No dia 4 de março de 2026, o Departamento de Transportes (DOT) aprovou um pedido da companhia, apresentado em 13 de fevereiro do mesmo ano, solicitando autorização para operar no país sul-americano.
As ligações aéreas entre os EUA e a Venezuela estavam suspensas desde 15 de maio de 2019, durante o primeiro mandato do presidente Donald Trump, com base em questões de segurança pública.
Na ocasião, o Departamento de Segurança Interna dos EUA apontou que as condições na Venezuela representavam riscos à segurança de passageiros, aeronaves e tripulação.

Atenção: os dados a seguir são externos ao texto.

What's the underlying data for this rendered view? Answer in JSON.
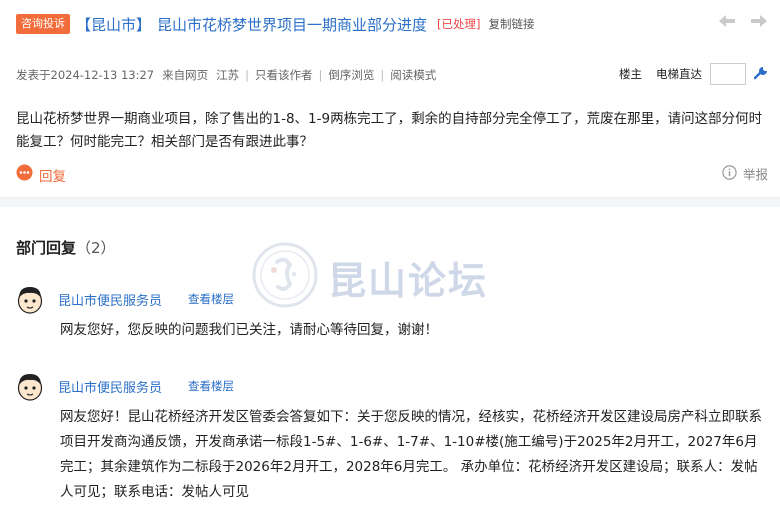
{
  "thread": {
    "tag": "咨询投诉",
    "region": "【昆山市】",
    "title": "昆山市花桥梦世界项目一期商业部分进度",
    "status": "[已处理]",
    "copy_link": "复制链接"
  },
  "meta": {
    "posted_at": "发表于2024-12-13 13:27",
    "source": "来自网页",
    "location": "江苏",
    "author_only": "只看该作者",
    "reverse_order": "倒序浏览",
    "reading_mode": "阅读模式"
  },
  "floor_jump": {
    "floor_label": "楼主",
    "elevator_label": "电梯直达",
    "input_value": ""
  },
  "post": {
    "body": "昆山花桥梦世界一期商业项目，除了售出的1-8、1-9两栋完工了，剩余的自持部分完全停工了，荒废在那里，请问这部分何时能复工？何时能完工？相关部门是否有跟进此事？"
  },
  "actions": {
    "reply": "回复",
    "report": "举报"
  },
  "dept_replies": {
    "title": "部门回复",
    "count": "（2）",
    "items": [
      {
        "name": "昆山市便民服务员",
        "view_floor": "查看楼层",
        "body": "网友您好，您反映的问题我们已关注，请耐心等待回复，谢谢！"
      },
      {
        "name": "昆山市便民服务员",
        "view_floor": "查看楼层",
        "body": "网友您好！昆山花桥经济开发区管委会答复如下：关于您反映的情况，经核实，花桥经济开发区建设局房产科立即联系项目开发商沟通反馈，开发商承诺一标段1-5#、1-6#、1-7#、1-10#楼(施工编号)于2025年2月开工，2027年6月完工；其余建筑作为二标段于2026年2月开工，2028年6月完工。 承办单位：花桥经济开发区建设局；联系人：发帖人可见；联系电话：发帖人可见"
      }
    ]
  },
  "watermark": {
    "text": "昆山论坛"
  },
  "colors": {
    "tag_bg": "#f26b3a",
    "link": "#2b6fc8",
    "status": "#f04848",
    "reply": "#f26b3a"
  }
}
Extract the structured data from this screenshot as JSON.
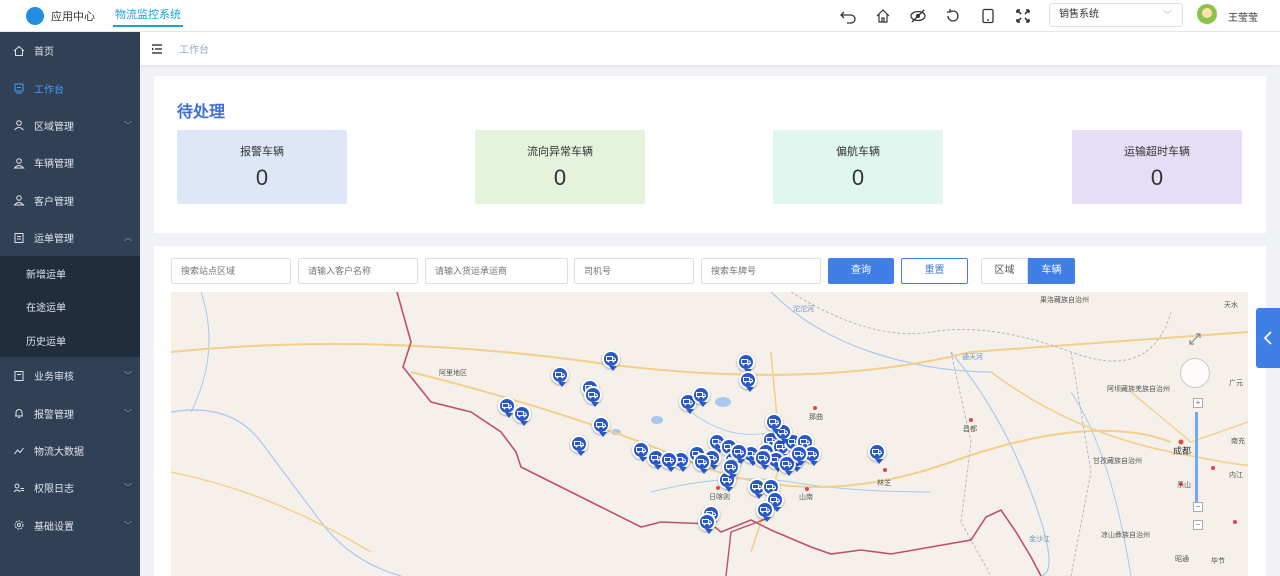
{
  "header": {
    "app_center": "应用中心",
    "system_tab": "物流监控系统",
    "system_select": "销售系统",
    "username": "王莹莹"
  },
  "sidebar": {
    "items": [
      {
        "label": "首页",
        "icon": "home-icon"
      },
      {
        "label": "工作台",
        "icon": "workbench-icon",
        "active": true
      },
      {
        "label": "区域管理",
        "icon": "area-icon",
        "has_arrow": true
      },
      {
        "label": "车辆管理",
        "icon": "vehicle-icon"
      },
      {
        "label": "客户管理",
        "icon": "customer-icon"
      },
      {
        "label": "运单管理",
        "icon": "waybill-icon",
        "has_arrow": true,
        "expanded": true
      }
    ],
    "sub_items": [
      "新增运单",
      "在途运单",
      "历史运单"
    ],
    "items_after": [
      {
        "label": "业务审核",
        "icon": "audit-icon",
        "has_arrow": true
      },
      {
        "label": "报警管理",
        "icon": "alarm-icon",
        "has_arrow": true
      },
      {
        "label": "物流大数据",
        "icon": "bigdata-icon"
      },
      {
        "label": "权限日志",
        "icon": "permission-icon",
        "has_arrow": true
      },
      {
        "label": "基础设置",
        "icon": "settings-icon",
        "has_arrow": true
      }
    ]
  },
  "breadcrumb": {
    "current": "工作台"
  },
  "pending": {
    "title": "待处理",
    "stats": [
      {
        "label": "报警车辆",
        "value": "0",
        "color": "#dde7f8"
      },
      {
        "label": "流向异常车辆",
        "value": "0",
        "color": "#e5f2dc"
      },
      {
        "label": "偏航车辆",
        "value": "0",
        "color": "#dff7ef"
      },
      {
        "label": "运输超时车辆",
        "value": "0",
        "color": "#e6def6"
      }
    ]
  },
  "filters": {
    "station_placeholder": "搜索站点区域",
    "customer_placeholder": "请输入客户名称",
    "carrier_placeholder": "请输入货运承运商",
    "driver_placeholder": "司机号",
    "plate_placeholder": "搜索车牌号",
    "query_label": "查询",
    "reset_label": "重置",
    "seg_area": "区域",
    "seg_vehicle": "车辆"
  },
  "map": {
    "labels": {
      "tuotuo": "沱沱河",
      "tongtian": "通天河",
      "ali": "阿里地区",
      "naqu": "那曲",
      "changdu": "昌都",
      "rikaze": "日喀则",
      "shannan": "山南",
      "linzhi": "林芝",
      "jinsha": "金沙江",
      "chengdu": "成都",
      "ganzi": "甘孜藏族自治州",
      "aba": "阿坝藏族羌族自治州",
      "leshan": "乐山",
      "liangshan": "凉山彝族自治州",
      "guoluo": "果洛藏族自治州",
      "tianshui": "天水",
      "guangyuan": "广元",
      "nanchong": "南充",
      "neijiang": "内江",
      "zhaotong": "昭通",
      "bijie": "毕节"
    }
  },
  "colors": {
    "sidebar_bg": "#304156",
    "primary": "#3f7fe6",
    "marker": "#2858c8"
  }
}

A American Airlines foi pioneira ao anunciar sua intenção de voltar a operar voos comerciais para a Venezuela, após a flexibilização das normas de espaço aéreo, que ocorreu após a captura do líder venezuelano Nicolás Maduro em uma operação militar em janeiro de 2026.
“Com mais de 30 anos de história conectando venezuelanos aos EUA, estamos prontos para restabelecer esse importante laço. Ao retomar as operações na Venezuela, a American Airlines proporcionará aos clientes a chance de reunir famílias e fomentar negócios entre os dois países”, afirmou Nat Pieper, CCO da American, em 29 de janeiro de 2026.
Com validade por dois anos, a companhia agora pode operar voos da Envoy entre Miami e as cidades venezuelanas de Caracas e Maracaibo.
Ainda assim, o governo dos EUA mantém um alerta aos cidadãos que pretendem viajar à Venezuela, recomendando que evitem a visita, classificando a situação como “Nível 4 – Não Viajar”.